Medizinethiker im Interview: "Arztpraxen sind keine Restaurants"
München - AZ-Interview mit Wolfram Henn. Der 59-jährige Medizinethiker ist Mitglied des Deutschen Ethikrates.
AZ: Herr Henn, was sagen Sie zu Impf-Vordränglern?
WOLFRAM HENN: Beim Vordrängeln ohne medizinischen Grund werden andere Menschen, die eine Impfung möglicherweise dringender brauchen, aus der wohlbegründeten Reihe verdrängt und in Gefahr gebracht. Das ist moralisch verwerflich und unsolidarisch.

"Einen Sanktionsmechanismen hätte es von Beginn an geben müssen"
Sollte es Sanktionen geben?
Der Fehler wurde schon bei der Festlegung der Impf-Reihenfolge gemacht: Schon damals hätten Sanktionsmechanismen eingerichtet werden müssen. Jetzt ist es aus praktischer Sicht zu spät. Bei den kleineren Schummeleien wird es bei der moralischen Verurteilung bleiben. An der Stelle, wo Dokumente gefälscht werden, wird es eine Sache für den Staatsanwalt. Wenn politische Mandatsträger ihre Stellungen ausnutzen, muss das Urteil an der Wahlurne erfolgen.

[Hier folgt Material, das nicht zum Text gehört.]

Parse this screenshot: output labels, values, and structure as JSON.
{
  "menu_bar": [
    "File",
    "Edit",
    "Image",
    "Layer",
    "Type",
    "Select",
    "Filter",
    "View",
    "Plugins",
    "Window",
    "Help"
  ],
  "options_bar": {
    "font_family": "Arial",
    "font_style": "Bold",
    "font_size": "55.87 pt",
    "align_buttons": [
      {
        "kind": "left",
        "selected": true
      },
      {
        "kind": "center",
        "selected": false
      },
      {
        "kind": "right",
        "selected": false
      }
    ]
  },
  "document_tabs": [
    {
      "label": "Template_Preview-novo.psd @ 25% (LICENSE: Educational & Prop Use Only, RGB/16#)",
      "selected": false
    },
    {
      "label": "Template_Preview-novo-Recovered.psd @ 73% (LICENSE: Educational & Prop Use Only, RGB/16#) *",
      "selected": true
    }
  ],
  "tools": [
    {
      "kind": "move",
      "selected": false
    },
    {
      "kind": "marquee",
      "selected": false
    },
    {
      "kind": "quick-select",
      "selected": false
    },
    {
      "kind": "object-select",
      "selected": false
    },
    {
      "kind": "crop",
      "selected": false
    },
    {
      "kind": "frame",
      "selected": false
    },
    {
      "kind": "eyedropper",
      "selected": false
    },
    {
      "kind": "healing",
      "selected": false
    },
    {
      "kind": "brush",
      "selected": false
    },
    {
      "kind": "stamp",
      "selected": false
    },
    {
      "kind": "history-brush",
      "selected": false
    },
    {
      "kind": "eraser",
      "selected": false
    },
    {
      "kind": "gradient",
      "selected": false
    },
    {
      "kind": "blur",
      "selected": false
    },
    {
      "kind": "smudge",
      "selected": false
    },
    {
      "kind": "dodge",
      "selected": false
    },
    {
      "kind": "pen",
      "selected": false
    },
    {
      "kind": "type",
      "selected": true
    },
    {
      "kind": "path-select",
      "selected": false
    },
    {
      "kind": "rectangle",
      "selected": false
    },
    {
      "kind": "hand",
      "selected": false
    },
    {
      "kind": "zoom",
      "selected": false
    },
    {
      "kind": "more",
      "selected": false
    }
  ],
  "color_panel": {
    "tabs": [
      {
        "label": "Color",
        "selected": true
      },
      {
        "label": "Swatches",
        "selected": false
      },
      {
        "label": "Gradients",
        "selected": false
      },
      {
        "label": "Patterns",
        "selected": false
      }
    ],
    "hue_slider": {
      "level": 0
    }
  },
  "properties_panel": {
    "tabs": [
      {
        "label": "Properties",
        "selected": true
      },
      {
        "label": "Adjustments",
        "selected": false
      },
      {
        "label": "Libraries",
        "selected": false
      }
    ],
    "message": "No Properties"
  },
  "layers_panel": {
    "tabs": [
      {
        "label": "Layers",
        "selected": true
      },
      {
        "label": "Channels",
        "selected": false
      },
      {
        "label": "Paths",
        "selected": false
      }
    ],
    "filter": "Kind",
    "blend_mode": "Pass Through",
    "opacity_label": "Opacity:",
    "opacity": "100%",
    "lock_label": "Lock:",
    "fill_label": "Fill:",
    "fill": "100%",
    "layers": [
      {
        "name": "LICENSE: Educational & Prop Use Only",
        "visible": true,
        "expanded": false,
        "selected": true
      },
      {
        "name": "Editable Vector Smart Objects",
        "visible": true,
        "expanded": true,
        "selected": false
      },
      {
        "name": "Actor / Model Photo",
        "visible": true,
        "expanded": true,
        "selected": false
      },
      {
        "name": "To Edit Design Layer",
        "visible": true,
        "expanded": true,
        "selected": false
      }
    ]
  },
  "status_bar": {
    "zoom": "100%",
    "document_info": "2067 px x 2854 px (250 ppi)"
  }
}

Was löst das Drängel-Verhalten bei Nicht-Geimpften aus?
Zurecht Empörung - das Gefühl, Schummeln sei üblich, setzt die Akzeptanz der Gutwilligen herab, sich an die Maßnahmen zu halten. Es wirkt demotivierend.
Ärger gibt es jetzt auch in den Impfzentren. Die Urlaubssehnsucht wächst, einige versuchen, Impftermine zu verlegen.
Man kann nur an alle Impfwilligen appellieren, nicht den Ablauf ins Rutschen zu bringen. Persönliche Wünsche sollten nicht auf den Rücken der Impfzentren oder Hausärzte realisiert werden.
In Bayern wird in Hausarztpraxen die Impfpriorisierung aufgehoben. Welche Vor- und Nachteile sehen Sie?
Die Aufhebung erlaubt Hausärzten individuelle Einordnungen. Gesundheitliche Umstände ihrer Patienten kennen Hausärzte besser, als es feste Regelwerke können. Andererseits versuchen es Schummler dadurch natürlich öfter.
"Eine Hausarztpraxis ist kein Restaurant mit Speisekarte"
Könnte es zu Problemen mit den Impfstoffen kommen?
Ein wesentliches Problem ist, dass die guten und sicheren Impfstoffe von Astrazeneca und Johnson & Johnson nur für die Älteren ab 60 Jahren empfohlen sind. Demnächst wird ein Biontech-Mangel bei den Jüngeren entstehen, vor allem wenn endlich Zwölf- bis 16-jährige geimpft werden können. Ich appelliere an die Älteren, alle für ihre Altersgruppe empfohlenen Impfstoffe zu akzeptieren und nicht auf Kosten der Jüngeren auf Biontech zu bestehen. Soviel Fairness muss sein.
Müssen in Praxen also weiterhin Priorisierungskonzepte gelten?
Ja natürlich, eine Hausarztpraxis ist kein Restaurant mit Speisekarte. Es gibt notwendige Zuordnungen im Sinne aller. Die Ärztinnen und Ärzte haben allen Grund, auch mal klare Kante zu zeigen.